Investment Strategy
The Greater Manchester Pension Fund (GMPF) manages approximately $35 billion on behalf of over 400,000 members from local authorities across the Greater Manchester region. It is consistently ranked among the largest LGPS funds in the United Kingdom and has one of the longest track records in alternative investing among UK local authority pension schemes.
GMPF’s investment strategy reflects a mature, liability-aware approach. The fund maintains broad diversification across public equities (both UK and global), fixed income, real estate, infrastructure, private equity, and private credit. The allocation framework balances growth assets needed to generate returns above the discount rate with income-generating and liability-matching assets to support ongoing pension payments.
The fund is a founding member of Northern LGPS, a pooling partnership with Merseyside Pension Fund and West Yorkshire Pension Fund. Northern LGPS collectively oversees approximately $60 billion in assets, making it one of the largest LGPS pools. The pooling arrangement enables the three funds to access economies of scale, negotiate lower fees, and collaborate on private market investments while retaining individual strategic asset allocation decisions.
GMPF’s investment team is based in Tameside and has historically operated with a high degree of investment sophistication relative to many LGPS peers. The fund was an early adopter of alternative investments within the LGPS framework and maintains experienced in-house staff for private market oversight.
Private Markets Approach
GMPF’s alternatives portfolio is one of the more developed among UK local authority pension funds. The fund has built private equity exposure through commitments to buyout, growth equity, and venture capital funds across Europe, North America, and selectively in Asia. The program has been active for over two decades, giving GMPF established relationships with a range of general partners.
Infrastructure is a significant and growing allocation. GMPF invests in infrastructure through fund commitments and co-investments, targeting sectors including transportation, energy, utilities, digital infrastructure, and social infrastructure. The fund has shown particular interest in UK-based infrastructure opportunities, reflecting both its mandate and the broader LGPS emphasis on investing in domestic economic development.
Real estate has long been a meaningful part of the portfolio. GMPF holds both direct UK property and fund-based real estate exposure, spanning commercial, residential, and industrial sectors. The fund has historically been willing to invest in local and regional property opportunities alongside national and international strategies.
Private credit has become an increasingly important allocation as the fund seeks diversified income streams. GMPF has committed to direct lending, mezzanine, and special situations credit funds.
How to Approach
GMPF has a well-resourced internal team that evaluates private market opportunities with institutional rigor. GPs approaching the fund should present clear, evidence-based track records and articulate how their strategy complements the existing portfolio.

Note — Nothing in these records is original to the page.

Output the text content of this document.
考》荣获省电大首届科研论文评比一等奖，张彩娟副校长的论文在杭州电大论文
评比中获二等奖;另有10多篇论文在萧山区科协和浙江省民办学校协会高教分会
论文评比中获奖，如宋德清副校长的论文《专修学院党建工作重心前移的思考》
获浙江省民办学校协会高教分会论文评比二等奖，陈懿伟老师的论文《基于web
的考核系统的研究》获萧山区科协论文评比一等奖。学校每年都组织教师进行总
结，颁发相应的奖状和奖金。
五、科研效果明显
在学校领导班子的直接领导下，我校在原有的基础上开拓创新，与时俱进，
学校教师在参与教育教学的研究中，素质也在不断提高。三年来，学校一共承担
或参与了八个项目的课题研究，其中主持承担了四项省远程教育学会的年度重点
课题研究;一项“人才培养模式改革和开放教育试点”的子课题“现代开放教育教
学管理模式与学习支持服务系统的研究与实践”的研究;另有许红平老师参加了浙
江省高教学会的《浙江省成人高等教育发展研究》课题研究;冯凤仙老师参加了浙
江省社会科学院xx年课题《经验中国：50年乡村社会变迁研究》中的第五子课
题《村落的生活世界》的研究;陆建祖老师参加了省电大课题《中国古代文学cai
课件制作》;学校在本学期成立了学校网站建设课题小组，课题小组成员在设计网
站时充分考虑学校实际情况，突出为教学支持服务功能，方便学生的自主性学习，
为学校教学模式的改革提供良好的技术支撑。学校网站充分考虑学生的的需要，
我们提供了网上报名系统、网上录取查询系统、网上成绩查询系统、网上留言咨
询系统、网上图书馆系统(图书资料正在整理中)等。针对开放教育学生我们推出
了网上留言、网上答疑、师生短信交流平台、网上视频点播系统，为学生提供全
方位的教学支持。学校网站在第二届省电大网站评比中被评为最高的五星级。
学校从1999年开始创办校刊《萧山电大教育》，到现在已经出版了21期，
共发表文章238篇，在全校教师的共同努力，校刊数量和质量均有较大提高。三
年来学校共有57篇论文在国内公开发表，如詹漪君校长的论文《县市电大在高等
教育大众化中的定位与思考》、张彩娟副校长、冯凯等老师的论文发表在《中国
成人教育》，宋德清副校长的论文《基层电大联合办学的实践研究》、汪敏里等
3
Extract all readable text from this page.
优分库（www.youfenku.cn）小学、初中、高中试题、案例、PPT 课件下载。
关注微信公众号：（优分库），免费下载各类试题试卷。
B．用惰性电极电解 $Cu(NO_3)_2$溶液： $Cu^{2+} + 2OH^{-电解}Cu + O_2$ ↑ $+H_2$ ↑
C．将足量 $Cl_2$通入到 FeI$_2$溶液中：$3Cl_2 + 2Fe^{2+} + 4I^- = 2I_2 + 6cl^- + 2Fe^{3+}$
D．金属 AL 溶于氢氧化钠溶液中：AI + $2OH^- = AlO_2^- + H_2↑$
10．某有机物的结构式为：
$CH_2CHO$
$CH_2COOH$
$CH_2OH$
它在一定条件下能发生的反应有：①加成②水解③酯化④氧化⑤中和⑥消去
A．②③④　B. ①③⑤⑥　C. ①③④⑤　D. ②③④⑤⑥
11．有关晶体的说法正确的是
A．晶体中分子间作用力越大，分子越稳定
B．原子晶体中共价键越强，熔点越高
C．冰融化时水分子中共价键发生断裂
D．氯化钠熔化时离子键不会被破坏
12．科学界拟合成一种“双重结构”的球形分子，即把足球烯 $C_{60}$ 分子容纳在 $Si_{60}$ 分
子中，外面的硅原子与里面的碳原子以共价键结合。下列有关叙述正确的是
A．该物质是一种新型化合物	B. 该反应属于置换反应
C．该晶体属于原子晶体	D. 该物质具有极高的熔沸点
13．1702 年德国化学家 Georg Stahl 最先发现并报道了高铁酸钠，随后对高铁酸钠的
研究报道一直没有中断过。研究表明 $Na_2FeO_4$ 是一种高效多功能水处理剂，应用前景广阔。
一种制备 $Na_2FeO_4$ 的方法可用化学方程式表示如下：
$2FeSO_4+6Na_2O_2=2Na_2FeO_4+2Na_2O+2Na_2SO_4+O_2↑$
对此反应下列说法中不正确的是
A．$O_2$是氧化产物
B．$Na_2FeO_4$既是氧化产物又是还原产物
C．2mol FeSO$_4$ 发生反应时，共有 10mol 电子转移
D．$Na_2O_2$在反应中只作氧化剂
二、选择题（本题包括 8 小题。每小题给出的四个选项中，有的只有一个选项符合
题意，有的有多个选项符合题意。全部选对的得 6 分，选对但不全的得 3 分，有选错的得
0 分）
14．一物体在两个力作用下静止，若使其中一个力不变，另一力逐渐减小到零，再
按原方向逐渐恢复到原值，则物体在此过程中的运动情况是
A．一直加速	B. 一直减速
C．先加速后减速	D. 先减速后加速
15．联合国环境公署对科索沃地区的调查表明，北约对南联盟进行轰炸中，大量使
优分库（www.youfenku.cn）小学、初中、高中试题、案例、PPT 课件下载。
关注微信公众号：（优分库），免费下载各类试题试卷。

The Northern LGPS pooling arrangement means that some new commitments may be coordinated across the three partner funds. GPs should understand this dynamic and be prepared to engage with both the GMPF team and the broader Northern LGPS investment framework.
The fund is accessible through direct outreach to its Tameside-based investment team. Attendance at UK institutional investor conferences, LGPS-specific events, and private markets industry gatherings provides additional channels for relationship building.
Frequently Asked Questions
How much does the Greater Manchester Pension Fund allocate to alternatives?
GMPF targets approximately 18% of its portfolio in alternative investments spanning private equity, infrastructure, and real estate. The fund is one of the most active LGPS investors in private markets and has built its alternatives program over several decades. GMPF is a founding partner of Northern LGPS, the pooling arrangement that also includes Merseyside and West Yorkshire pension funds.
How can fund managers approach the Greater Manchester Pension Fund?
Fund managers should be aware that GMPF participates in Northern LGPS, a pooling arrangement that coordinates investment activity across three large LGPS funds. GPs can approach the GMPF investment team directly in Tameside for strategic discussions, but new private market mandates may be coordinated through the Northern LGPS framework. The fund has a well-established internal team with deep experience evaluating private markets managers.
What is GMPF's typical commitment size?
GMPF's typical commitment to individual private equity or infrastructure funds ranges from $50 million to $150 million. Through Northern LGPS, the combined commitment from the three partner funds can be substantially larger. The fund has the scale and track record to participate in larger, more institutional-grade vehicles.